As Black Friday bargains
start to arrive, you may want to shop for a new wireless router, depending on old your current one is and whether it supports WPA2 (or later) encryption. Otherwise, you may soon find yourself unable to connect. Microsoft
posted a list of features it plans to deprecate in Windows 10, and one of them is the older (and much weaker) WEP protocol.
"Since the 1903 release, a warning message has appeared when connecting to Wi-Fi networks secured with WEP or TKIP (which are not as secure as those using WPA2 or WPA3). In a future release, any connection to a Wi-Fi network using these old ciphers will be disallowed. Wi-Fi routers should be updated to use AES ciphers, available with WPA2 or WPA3," Microsoft states.

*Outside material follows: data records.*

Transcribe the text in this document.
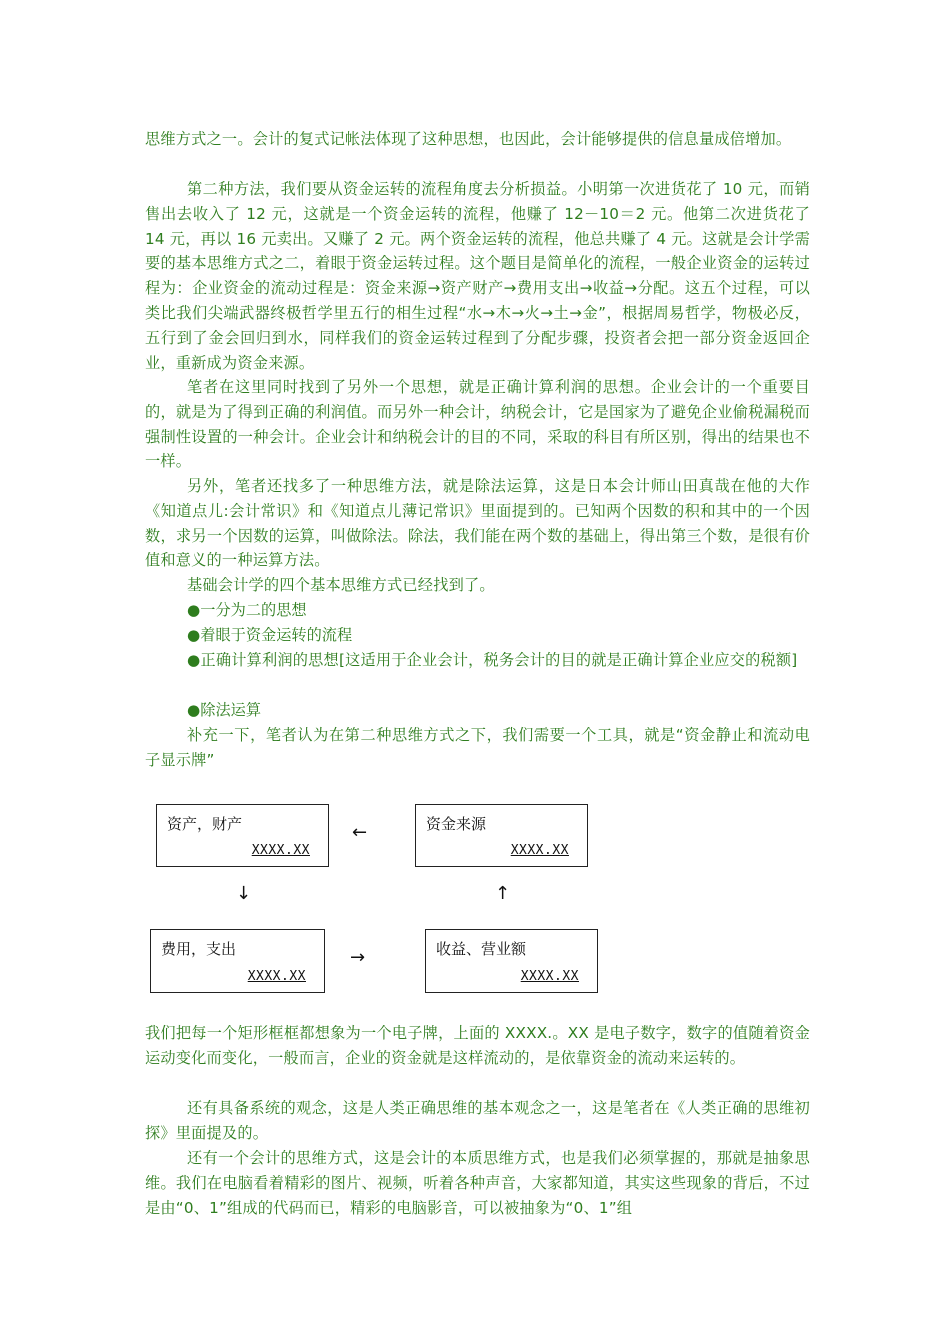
思维方式之一。会计的复式记帐法体现了这种思想，也因此，会计能够提供的信息量成倍增加。

第二种方法，我们要从资金运转的流程角度去分析损益。小明第一次进货花了 10 元，而销售出去收入了 12 元，这就是一个资金运转的流程，他赚了 12－10＝2 元。他第二次进货花了 14 元，再以 16 元卖出。又赚了 2 元。两个资金运转的流程，他总共赚了 4 元。这就是会计学需要的基本思维方式之二，着眼于资金运转过程。这个题目是简单化的流程，一般企业资金的运转过程为：企业资金的流动过程是：资金来源→资产财产→费用支出→收益→分配。这五个过程，可以类比我们尖端武器终极哲学里五行的相生过程“水→木→火→土→金”，根据周易哲学，物极必反，五行到了金会回归到水，同样我们的资金运转过程到了分配步骤，投资者会把一部分资金返回企业，重新成为资金来源。

笔者在这里同时找到了另外一个思想，就是正确计算利润的思想。企业会计的一个重要目的，就是为了得到正确的利润值。而另外一种会计，纳税会计，它是国家为了避免企业偷税漏税而强制性设置的一种会计。企业会计和纳税会计的目的不同，采取的科目有所区别，得出的结果也不一样。

另外，笔者还找多了一种思维方法，就是除法运算，这是日本会计师山田真哉在他的大作《知道点儿:会计常识》和《知道点儿薄记常识》里面提到的。已知两个因数的积和其中的一个因数，求另一个因数的运算，叫做除法。除法，我们能在两个数的基础上，得出第三个数，是很有价值和意义的一种运算方法。

基础会计学的四个基本思维方式已经找到了。

●一分为二的思想

●着眼于资金运转的流程

●正确计算利润的思想[这适用于企业会计，税务会计的目的就是正确计算企业应交的税额]

●除法运算

补充一下，笔者认为在第二种思维方式之下，我们需要一个工具，就是“资金静止和流动电子显示牌”

资产，财产
XXXX.XX
资金来源
XXXX.XX
费用，支出
XXXX.XX
收益、营业额
XXXX.XX
←
↓	↑
→

我们把每一个矩形框框都想象为一个电子牌，上面的 XXXX.。XX 是电子数字，数字的值随着资金运动变化而变化，一般而言，企业的资金就是这样流动的，是依靠资金的流动来运转的。

还有具备系统的观念，这是人类正确思维的基本观念之一，这是笔者在《人类正确的思维初探》里面提及的。

还有一个会计的思维方式，这是会计的本质思维方式，也是我们必须掌握的，那就是抽象思维。我们在电脑看着精彩的图片、视频，听着各种声音，大家都知道，其实这些现象的背后，不过是由“0、1”组成的代码而已，精彩的电脑影音，可以被抽象为“0、1”组
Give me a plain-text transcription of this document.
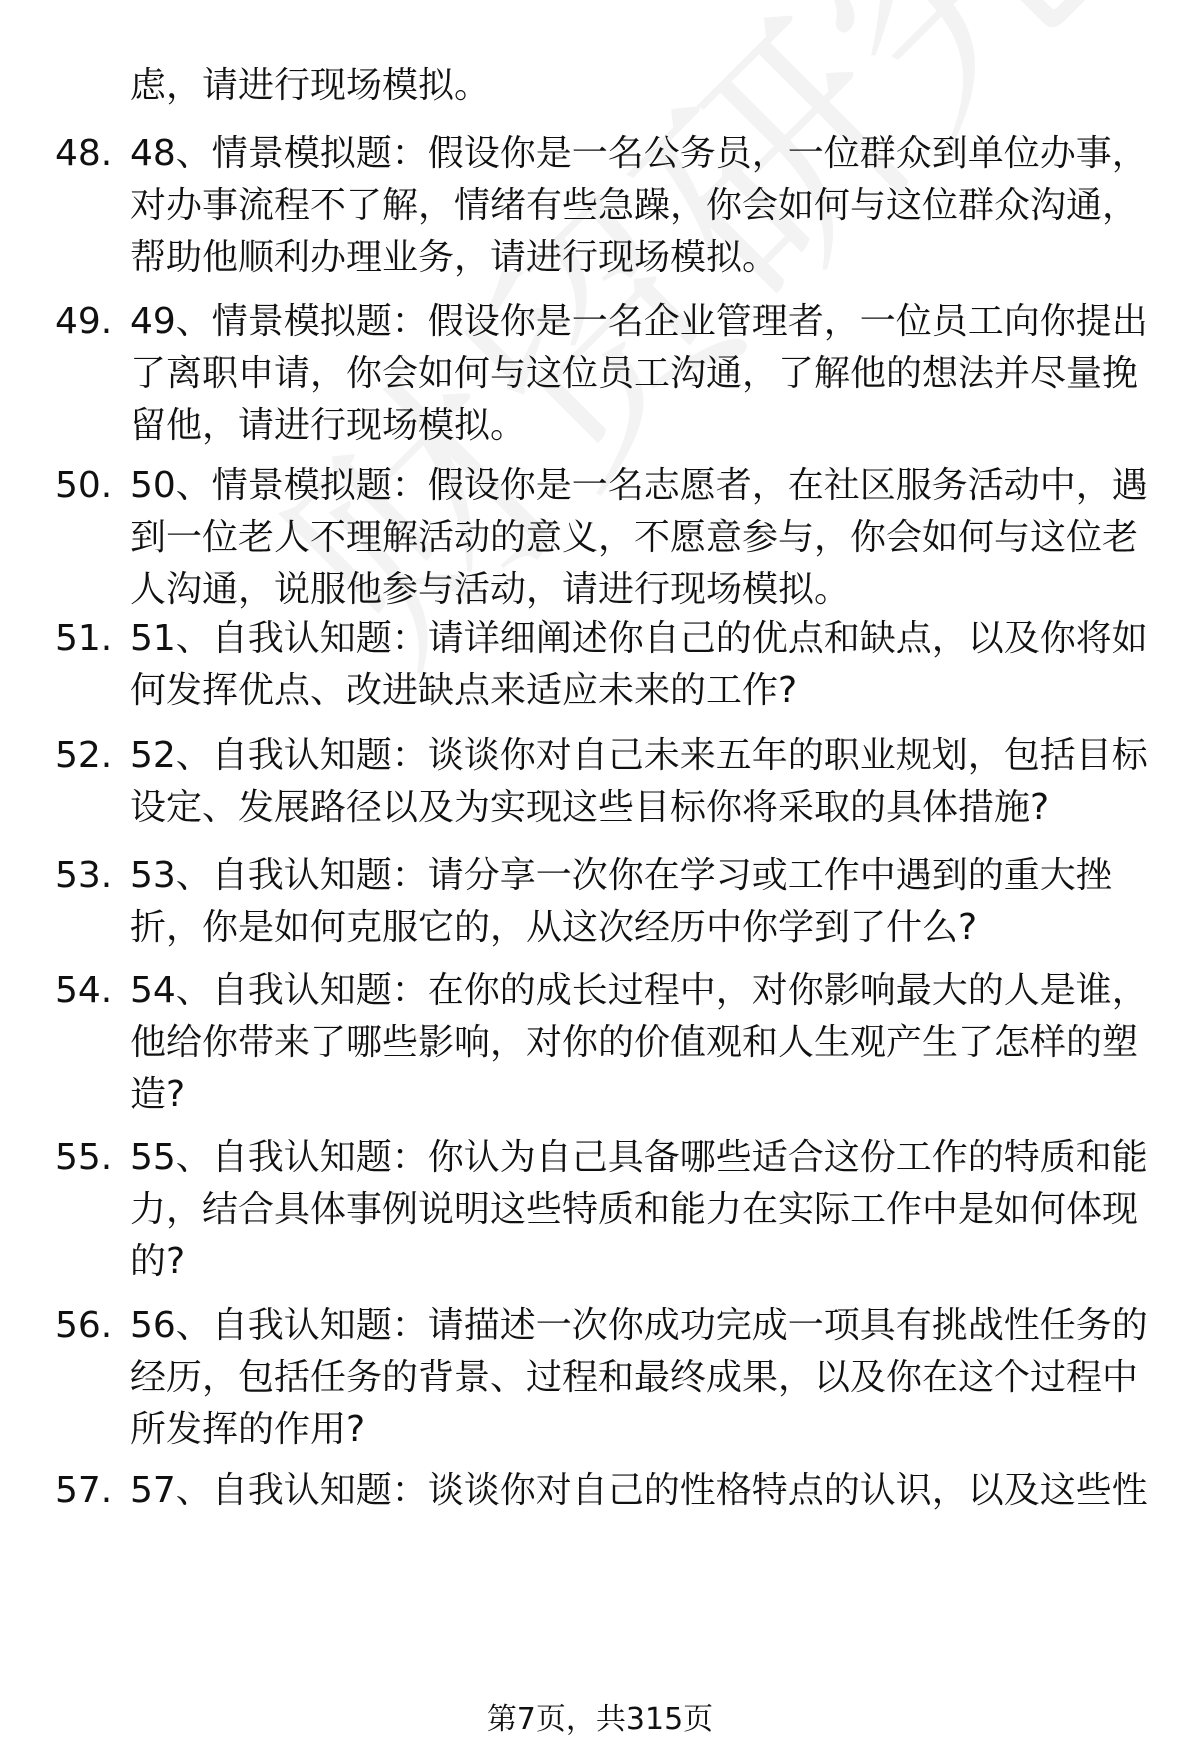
虑，请进行现场模拟。

48. 48、情景模拟题：假设你是一名公务员，一位群众到单位办事，对办事流程不了解，情绪有些急躁，你会如何与这位群众沟通，帮助他顺利办理业务，请进行现场模拟。

49. 49、情景模拟题：假设你是一名企业管理者，一位员工向你提出了离职申请，你会如何与这位员工沟通，了解他的想法并尽量挽留他，请进行现场模拟。

50. 50、情景模拟题：假设你是一名志愿者，在社区服务活动中，遇到一位老人不理解活动的意义，不愿意参与，你会如何与这位老人沟通，说服他参与活动，请进行现场模拟。

51. 51、自我认知题：请详细阐述你自己的优点和缺点，以及你将如何发挥优点、改进缺点来适应未来的工作?

52. 52、自我认知题：谈谈你对自己未来五年的职业规划，包括目标设定、发展路径以及为实现这些目标你将采取的具体措施?

53. 53、自我认知题：请分享一次你在学习或工作中遇到的重大挫折，你是如何克服它的，从这次经历中你学到了什么?

54. 54、自我认知题：在你的成长过程中，对你影响最大的人是谁，他给你带来了哪些影响，对你的价值观和人生观产生了怎样的塑造?

55. 55、自我认知题：你认为自己具备哪些适合这份工作的特质和能力，结合具体事例说明这些特质和能力在实际工作中是如何体现的?

56. 56、自我认知题：请描述一次你成功完成一项具有挑战性任务的经历，包括任务的背景、过程和最终成果，以及你在这个过程中所发挥的作用?

57. 57、自我认知题：谈谈你对自己的性格特点的认识，以及这些性

第7页，共315页
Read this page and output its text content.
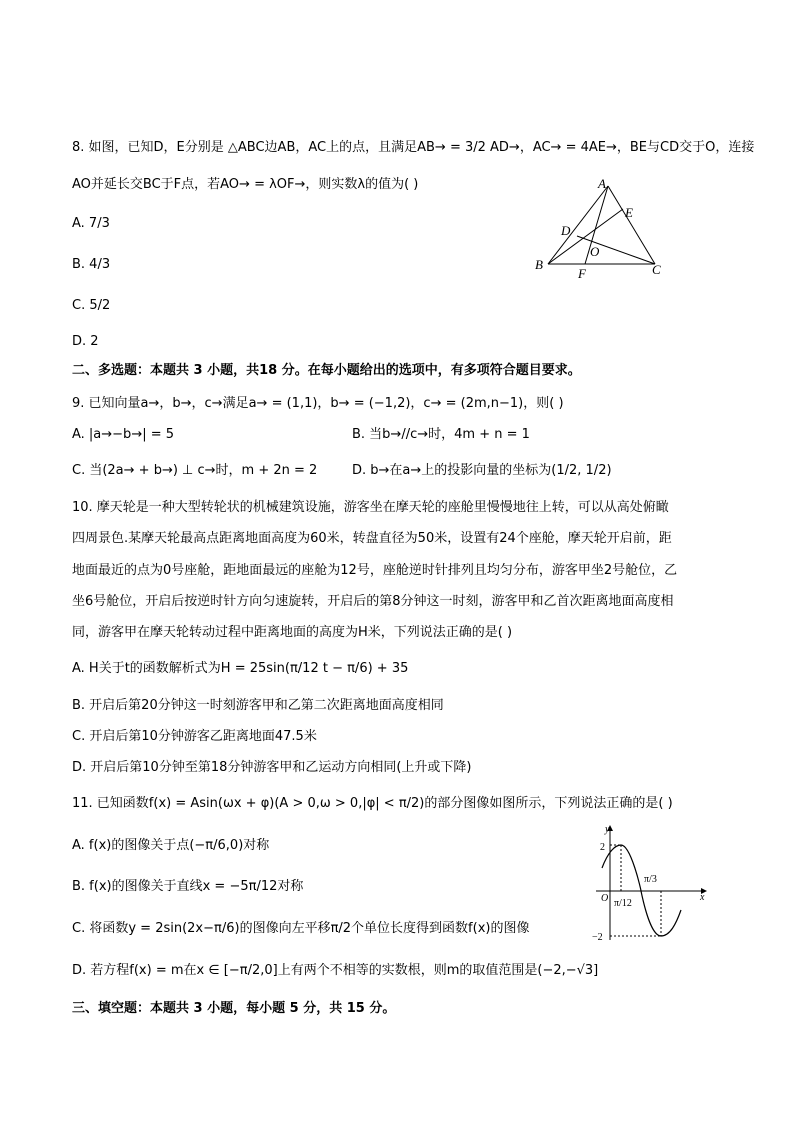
8. 如图，已知D，E分别是 △ABC边AB，AC上的点，且满足AB→ = 3/2 AD→，AC→ = 4AE→，BE与CD交于O，连接
AO并延长交BC于F点，若AO→ = λOF→，则实数λ的值为( )
A. 7/3
B. 4/3
C. 5/2
D. 2
A
E
D
O
B
F	C
二、多选题：本题共 3 小题，共18 分。在每小题给出的选项中，有多项符合题目要求。
9. 已知向量a→，b→，c→满足a→ = (1,1)，b→ = (−1,2)，c→ = (2m,n−1)，则( )
A. |a→−b→| = 5	B. 当b→//c→时，4m + n = 1
C. 当(2a→ + b→) ⊥ c→时，m + 2n = 2	D. b→在a→上的投影向量的坐标为(1/2, 1/2)
10. 摩天轮是一种大型转轮状的机械建筑设施，游客坐在摩天轮的座舱里慢慢地往上转，可以从高处俯瞰
四周景色.某摩天轮最高点距离地面高度为60米，转盘直径为50米，设置有24个座舱，摩天轮开启前，距
地面最近的点为0号座舱，距地面最远的座舱为12号，座舱逆时针排列且均匀分布，游客甲坐2号舱位，乙
坐6号舱位，开启后按逆时针方向匀速旋转，开启后的第8分钟这一时刻，游客甲和乙首次距离地面高度相
同，游客甲在摩天轮转动过程中距离地面的高度为H米，下列说法正确的是( )
A. H关于t的函数解析式为H = 25sin(π/12 t − π/6) + 35
B. 开启后第20分钟这一时刻游客甲和乙第二次距离地面高度相同
C. 开启后第10分钟游客乙距离地面47.5米
D. 开启后第10分钟至第18分钟游客甲和乙运动方向相同(上升或下降)
11. 已知函数f(x) = Asin(ωx + φ)(A > 0,ω > 0,|φ| < π/2)的部分图像如图所示，下列说法正确的是( )
A. f(x)的图像关于点(−π/6,0)对称
B. f(x)的图像关于直线x = −5π/12对称
C. 将函数y = 2sin(2x−π/6)的图像向左平移π/2个单位长度得到函数f(x)的图像
D. 若方程f(x) = m在x ∈ [−π/2,0]上有两个不相等的实数根，则m的取值范围是(−2,−√3]
y
x
2
−2
O π/12
π/3
三、填空题：本题共 3 小题，每小题 5 分，共 15 分。
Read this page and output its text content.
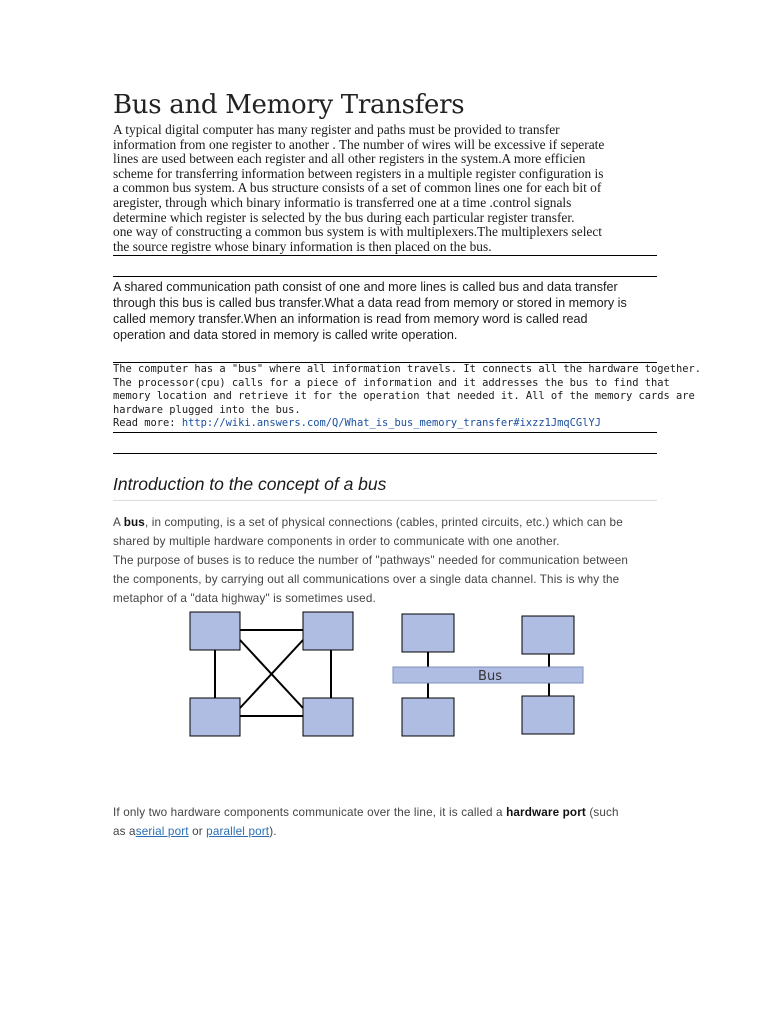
Bus and Memory Transfers
A typical digital computer has many register and paths must be provided to transfer
information from one register to another . The number of wires will be excessive if seperate
lines are used between each register and all other registers in the system.A more efficien
scheme for transferring information between registers in a multiple register configuration is
a common bus system. A bus structure consists of a set of common lines one for each bit of
aregister, through which binary informatio is transferred one at a time .control signals
determine which register is selected by the bus during each particular register transfer.
one way of constructing a common bus system is with multiplexers.The multiplexers select
the source registre whose binary information is then placed on the bus.
A shared communication path consist of one and more lines is called bus and data transfer
through this bus is called bus transfer.What a data read from memory or stored in memory is
called memory transfer.When an information is read from memory word is called read
operation and data stored in memory is called write operation.
The computer has a "bus" where all information travels. It connects all the hardware together.
The processor(cpu) calls for a piece of information and it addresses the bus to find that
memory location and retrieve it for the operation that needed it. All of the memory cards are
hardware plugged into the bus.
Read more: http://wiki.answers.com/Q/What_is_bus_memory_transfer#ixzz1JmqCGlYJ
Introduction to the concept of a bus
A bus, in computing, is a set of physical connections (cables, printed circuits, etc.) which can be
shared by multiple hardware components in order to communicate with one another.
The purpose of buses is to reduce the number of "pathways" needed for communication between
the components, by carrying out all communications over a single data channel. This is why the
metaphor of a "data highway" is sometimes used.
Bus
If only two hardware components communicate over the line, it is called a hardware port (such
as aserial port or parallel port).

This should be not an issue if you are running even moderately modern hardware. However, if you happen to be using a really old router, this will affect you. Same goes for anyone using older laptops with outdated Wi-Fi adapters—if the system's been updated to Windows 10
and the highest wireless encryption method available is WEP, it will not be able to connect.
Microsoft did not say exactly when it will deprecate support for WEP in Windows 10, only that it on the chopping block. It stinks for people who are using older hardware, but in all reality, WEP is nearly useless these days. It was demonstrated as far back as 2007 how 104-bit WEP can be thwarted in less than 60 seconds.
WEP is extremely old at this point, too. It debuted in 1997 and served as the sole encryption protocol in 802.11a and 802.11b. However, it's about as effective as locking your front door but leaving a window cracked open.
Fortunately, devices made in the last decade (or a little bit longer) should support newer encryption protocols.